Avec 17 plaquages distribués à 100 % de réussite – deuxième meilleur total français -, dont de belles cartouches à Rees-Zammit, 8 défenseurs battus, 90 mètres parcourus ballon en main, 13 passes et 1 essai, on peut même dire que Fabulous Fab a pris son envol sans toucher le sol. À ses côtés pendant la Marseillaise, qu’il a écouté les yeux fermés, puis sur le terrain, ses partenaires sectionniste Émilien Gailleton (12 sélections) et Théo Attissogbe n’ont pas été en reste.

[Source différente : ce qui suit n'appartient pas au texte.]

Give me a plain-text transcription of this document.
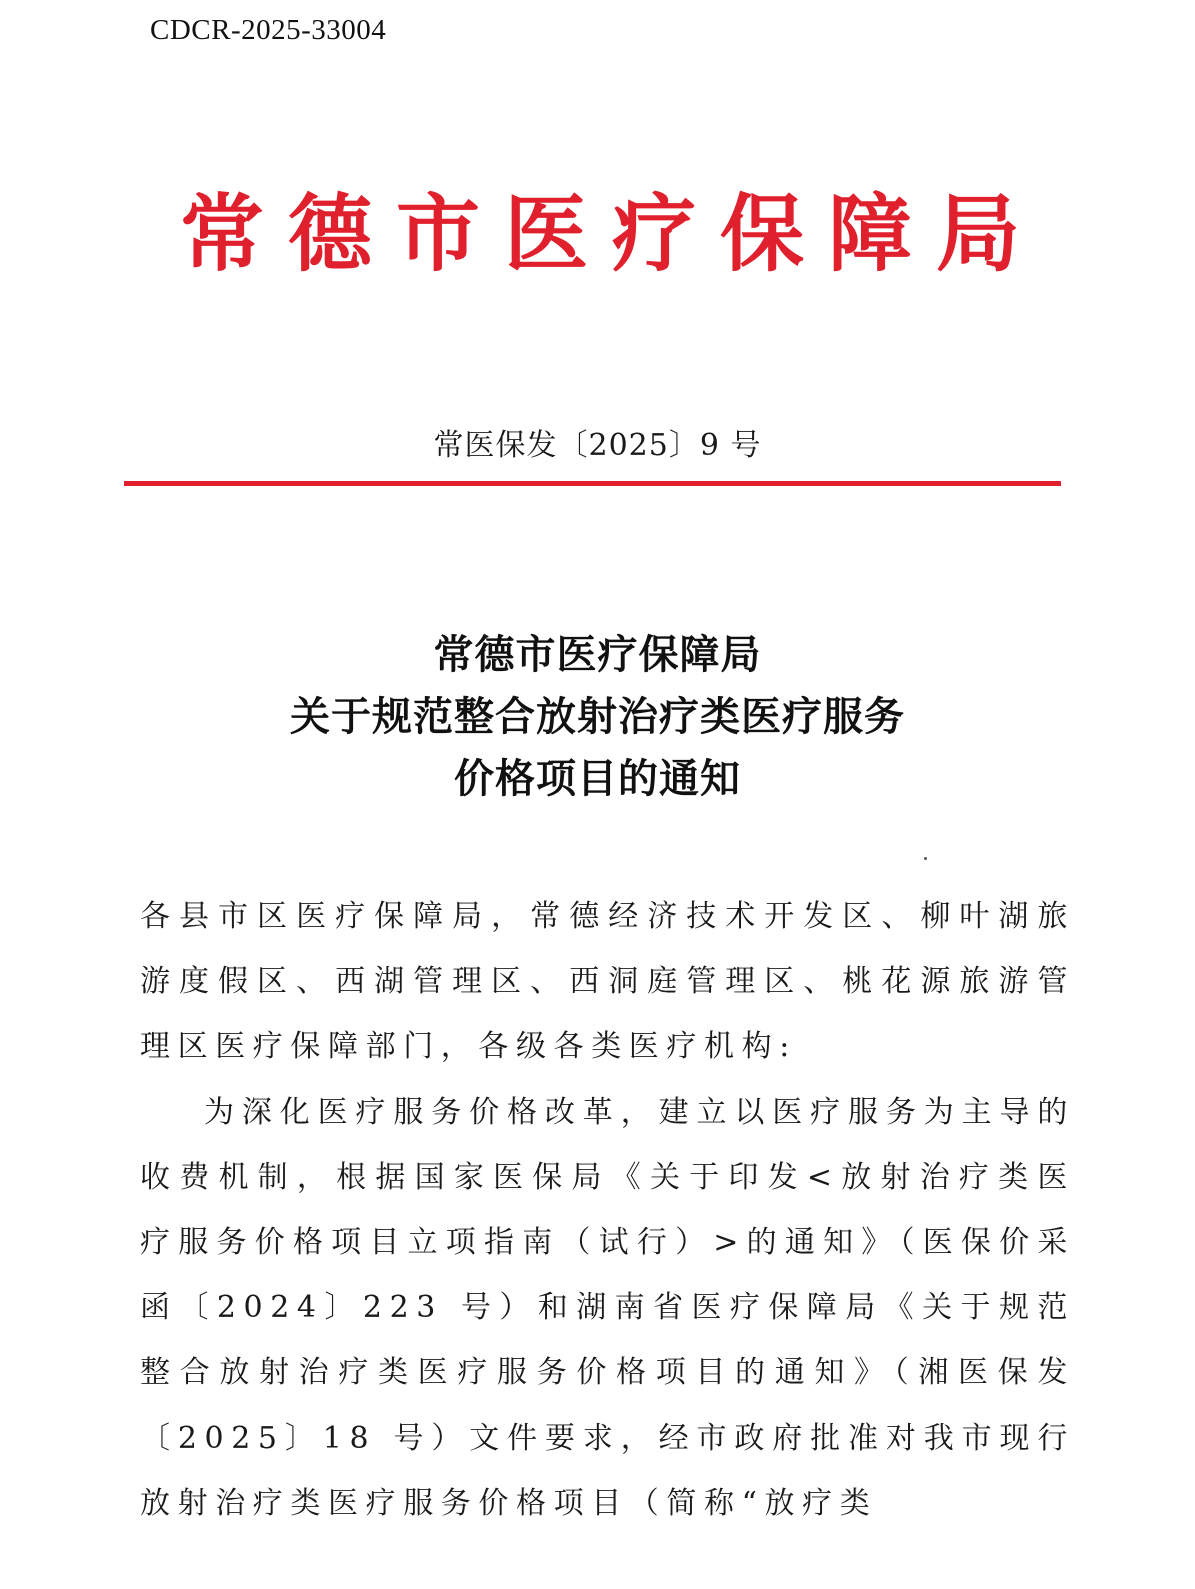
CDCR-2025-33004
常德市医疗保障局
常医保发〔2025〕9 号
常德市医疗保障局
关于规范整合放射治疗类医疗服务
价格项目的通知

各县市区医疗保障局，常德经济技术开发区、柳叶湖旅游度假区、西湖管理区、西洞庭管理区、桃花源旅游管理区医疗保障部门，各级各类医疗机构:

为深化医疗服务价格改革，建立以医疗服务为主导的收费机制，根据国家医保局《关于印发<放射治疗类医疗服务价格项目立项指南（试行）>的通知》（医保价采函〔2024〕223 号）和湖南省医疗保障局《关于规范整合放射治疗类医疗服务价格项目的通知》（湘医保发〔2025〕18 号）文件要求，经市政府批准对我市现行放射治疗类医疗服务价格项目（简称“放疗类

Ce sont eux qui ont mis sur orbite le XV de France. Croisée avec Dupont, accélération, passe à Ollivon, l’ailier est à la base de la première réalisation, conclue par le centre (0-7, 2e). Brau-Boirie fait ensuite jouer ses appuis pour servir Attissogbe, arrêté illégalement à un mètre de la ligne. Sur la pénaltouche suivante, Jalibert régale Bielle-Biarrey au pied (0-12, 12e). Puis Brau-Boirie à la main, après avoir pris un espace. Le Palois saute vers le bonheur, posant un joli souvenir supplémentaire sur son baptême international avec les grands (0-19, 16e).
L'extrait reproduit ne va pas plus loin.